Notiamo poi lo schema dell'Incarnazione redentrice che si ritrova sia nel prologo di Giovanni:, sia nella lettera ai Filippesi.
Il rapporto con gli angeli: nel primo secolo molta importanza veniva attribuita agli Angeli nella struttura dell'universo e perfino nella storia della salvezza. San Paolo e Eb. ridimensionano la loro funzione: sono soltanto servitori
Eb 1,13-14: l'affermazione più chiara sugli Angeli.

Scuola di preghiera

At 18,24-28
24 Arrivò a Efeso un Giudeo, chiamato Apollo, nativo di Alessandria, uomo colto, versato nelle Scritture.  25 Questi era stato ammaestrato nella via del Signore e pieno di fervore parlava e insegnava esattamente ciò che si riferiva a Gesù, sebbene conoscesse soltanto il battesimo di Giovanni.  26 Egli intanto cominciò a parlare francamente nella sinagoga. Priscilla e Aquila lo ascoltarono, poi lo presero con sé e gli esposero con maggiore accuratezza la via di Dio.  27 Poiché egli desiderava passare nell`Acaia, i fratelli lo incoraggiarono e scrissero ai discepoli di fargli buona accoglienza.

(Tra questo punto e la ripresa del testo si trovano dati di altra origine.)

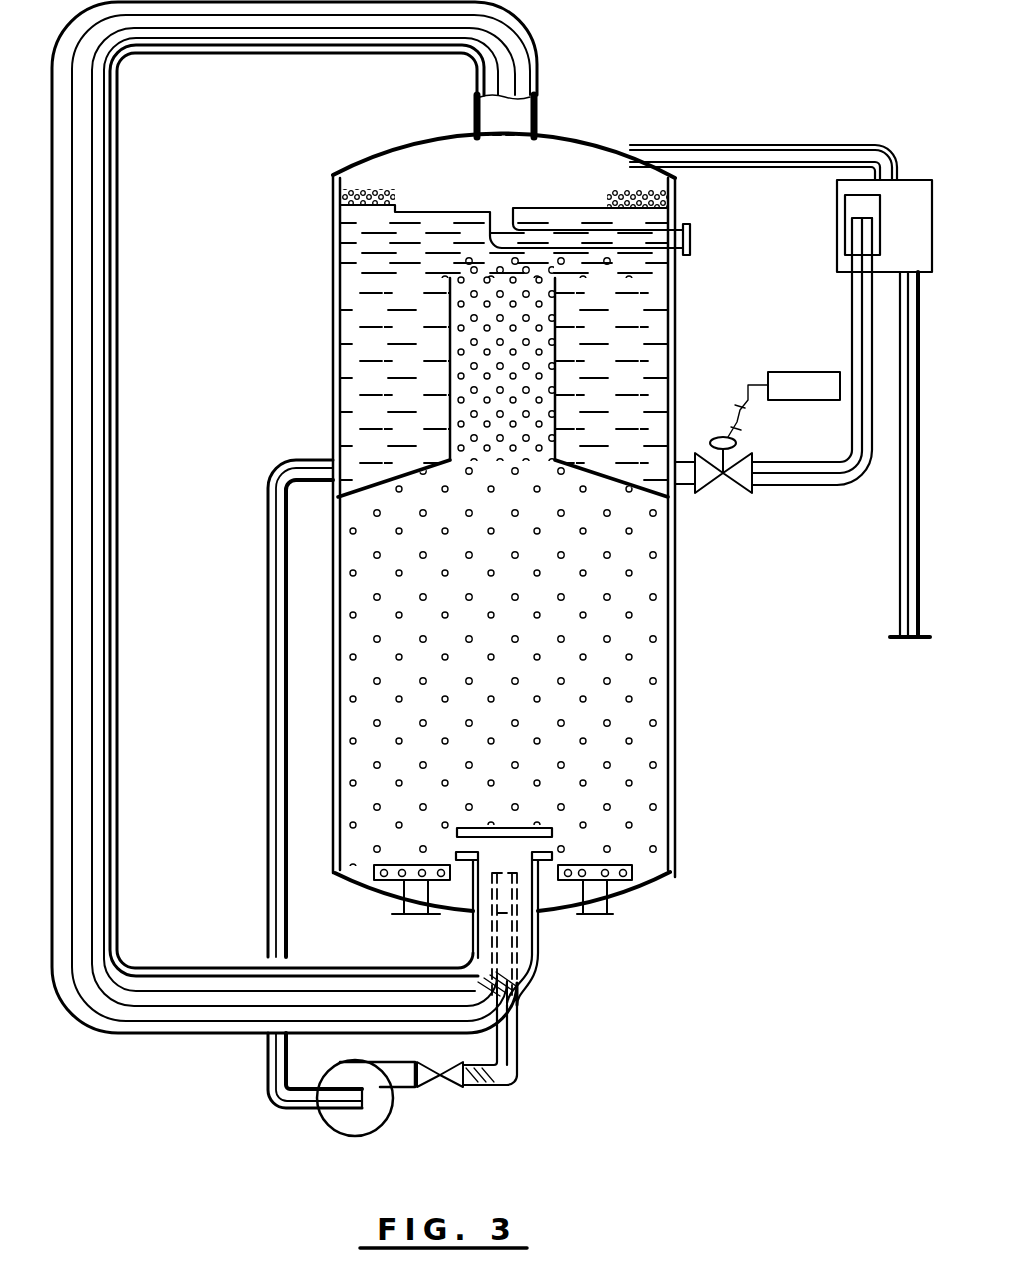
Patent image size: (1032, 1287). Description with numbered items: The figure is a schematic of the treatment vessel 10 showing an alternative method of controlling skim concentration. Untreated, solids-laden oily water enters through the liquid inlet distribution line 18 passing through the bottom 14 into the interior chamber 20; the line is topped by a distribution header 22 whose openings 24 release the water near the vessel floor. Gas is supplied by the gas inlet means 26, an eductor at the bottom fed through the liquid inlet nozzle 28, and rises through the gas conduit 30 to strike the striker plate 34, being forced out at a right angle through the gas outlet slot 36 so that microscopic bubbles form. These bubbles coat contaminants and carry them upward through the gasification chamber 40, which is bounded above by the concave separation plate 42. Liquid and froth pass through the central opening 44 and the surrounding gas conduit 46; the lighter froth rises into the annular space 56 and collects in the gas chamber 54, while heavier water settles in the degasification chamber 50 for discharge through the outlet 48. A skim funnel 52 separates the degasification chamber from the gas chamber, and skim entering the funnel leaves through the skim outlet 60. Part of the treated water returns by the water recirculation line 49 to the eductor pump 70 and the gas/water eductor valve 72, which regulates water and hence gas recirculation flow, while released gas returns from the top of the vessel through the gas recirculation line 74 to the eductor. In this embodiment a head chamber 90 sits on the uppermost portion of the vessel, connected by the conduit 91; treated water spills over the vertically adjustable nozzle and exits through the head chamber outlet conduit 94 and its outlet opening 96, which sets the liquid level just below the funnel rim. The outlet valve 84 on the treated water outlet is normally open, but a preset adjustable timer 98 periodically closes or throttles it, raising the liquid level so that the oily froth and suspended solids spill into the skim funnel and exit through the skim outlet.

The vessel 10 is at (613, 78).
The bottom 14 is at (655, 885).
The liquid inlet distribution line 18 is at (400, 914).
The interior chamber 20 is at (660, 703).
The distribution header 22 is at (375, 872).
The openings 24 is at (441, 868).
The gas inlet means (eductor) 26 is at (540, 975).
The liquid inlet nozzle 28 is at (505, 895).
The gas conduit 30 is at (472, 940).
The striker plate 34 is at (535, 828).
The gas outlet slot 36 is at (457, 842).
The gasification chamber 40 is at (606, 630).
The separation plate 42 is at (373, 482).
The opening 44 is at (465, 393).
The gas conduit 46 is at (450, 340).
The outlet 48 is at (680, 460).
The water recirculation line 49 is at (268, 685).
The degasification chamber 50 is at (655, 355).
The skim funnel 52 is at (435, 210).
The gas chamber 54 is at (516, 176).
The annular space 56 is at (370, 190).
The skim outlet 60 is at (680, 232).
The eductor pump 70 is at (335, 1125).
The gas/water eductor valve 72 is at (445, 1080).
The gas recirculation line 74 is at (310, 52).
The outlet valve 84 is at (752, 490).
The head chamber 90 is at (837, 208).
The conduit 91 is at (740, 148).
The head chamber outlet conduit 94 is at (850, 220).
The outlet opening 96 is at (900, 593).
The timer 98 is at (825, 372).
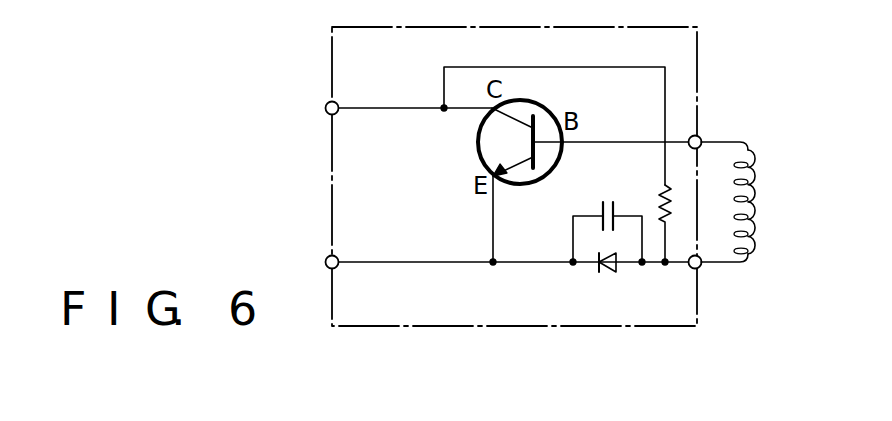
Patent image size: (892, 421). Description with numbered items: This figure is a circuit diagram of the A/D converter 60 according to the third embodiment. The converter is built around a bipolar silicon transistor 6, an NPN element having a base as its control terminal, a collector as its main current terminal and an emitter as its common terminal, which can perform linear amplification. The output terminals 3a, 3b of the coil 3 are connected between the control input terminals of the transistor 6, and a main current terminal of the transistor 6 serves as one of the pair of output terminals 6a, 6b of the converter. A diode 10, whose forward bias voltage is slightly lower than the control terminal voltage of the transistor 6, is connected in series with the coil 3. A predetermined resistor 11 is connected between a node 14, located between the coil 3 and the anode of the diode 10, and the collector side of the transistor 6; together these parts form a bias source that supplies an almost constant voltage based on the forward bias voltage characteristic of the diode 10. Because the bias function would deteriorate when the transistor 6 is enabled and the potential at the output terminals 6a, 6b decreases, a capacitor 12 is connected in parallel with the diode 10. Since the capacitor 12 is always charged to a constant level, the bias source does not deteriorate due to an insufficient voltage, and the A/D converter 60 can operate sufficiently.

Giunto là, fu molto utile a quelli che per opera della grazia erano divenuti credenti; 28 confutava infatti vigorosamente i Giudei, dimostrando pubblicamente attraverso le Scritture che Gesù è il Cristo.

Eb 1,1-2
1 Dio, che aveva già parlato nei tempi antichi molte volte e in diversi modi ai padri per mezzo dei profeti, ultimamente, 2 in questi giorni, ha parlato a noi per mezzo del Figlio, che ha costituito erede di tutte le cose e per mezzo del quale ha fatto anche il mondo.

Gv 1,1-13
In principio era il Verbo, il Verbo era presso Dio e il Verbo era Dio. Egli era in principio presso Dio: 3 tutto è stato fatto per mezzo di lui, e senza di lui niente è stato fatto di tutto ciò che esiste. In lui era la vita e la vita era la luce degli uomini; 5 la luce splende nelle tenebre, ma le tenebre non l`hanno accolta.  Venne un uomo mandato da Dio e il suo nome era Giovanni.  Egli venne come testimone per rendere testimonianza alla luce, perché tutti credessero per mezzo di lui.  Egli non era la luce, ma doveva render testimonianza alla luce.  9 Veniva nel mondo la luce vera, quella che illumina ogni uomo.  10 Egli era nel mondo, e il mondo fu fatto per mezzo di lui, eppure il mondo non lo riconobbe.  11 Venne fra la sua gente, ma i suoi non l`hanno accolto.  12 A quanti però l`hanno accolto, ha dato potere di diventare figli di Dio: a quelli che credono nel suo nome,  13 i quali non da sangue, né da volere di carne, né da volere di uomo, ma da Dio sono stati generati.

Rm 1,18-23
18 In realtà l`ira di Dio si rivela dal cielo contro ogni empietà e ogni ingiustizia di uomini che soffocano la verità nell`ingiustizia,  19 poiché ciò che di Dio si può conoscere è loro manifesto; Dio stesso lo ha loro manifestato.  20 Infatti, dalla creazione del mondo in poi, le sue perfezioni invisibili possono essere contemplate con l`intelletto nelle opere da lui compiute, come la sua eterna potenza e divinità;  21 essi sono dunque inescusabili, perché, pur conoscendo Dio, non gli hanno dato gloria né gli hanno reso grazie come a Dio, ma hanno vaneggiato nei loro ragionamenti e si è ottenebrata la loro mente ottusa.  22 Mentre si dichiaravano sapienti, sono diventati stolti  23 e hanno cambiato la gloria dell`incorruttibile Dio con l`immagine e la figura dell`uomo corruttibile, di uccelli, di quadrupedi e di rettili. 

Eb 1,3-4
3 Questo Figlio, che è irradiazione della sua gloria e impronta della sua sostanza e sostiene tutto con la potenza della sua parola, dopo aver compiuto la purificazione dei peccati, si è assiso alla destra della maestà nell`alto dei cieli,  ed è diventato tanto superiore agli angeli quanto più eccellente del loro è il nome che ha ereditato. 

Eb 1,13-14
13 A quale degli angeli poi ha mai detto: Siedi alla mia destra, finché io non abbia posto i tuoi nemici come sgabello dei tuoi piedi?  14 Non sono essi tutti spiriti incaricati di un ministero, inviati per servire coloro che devono ereditare la salvezza?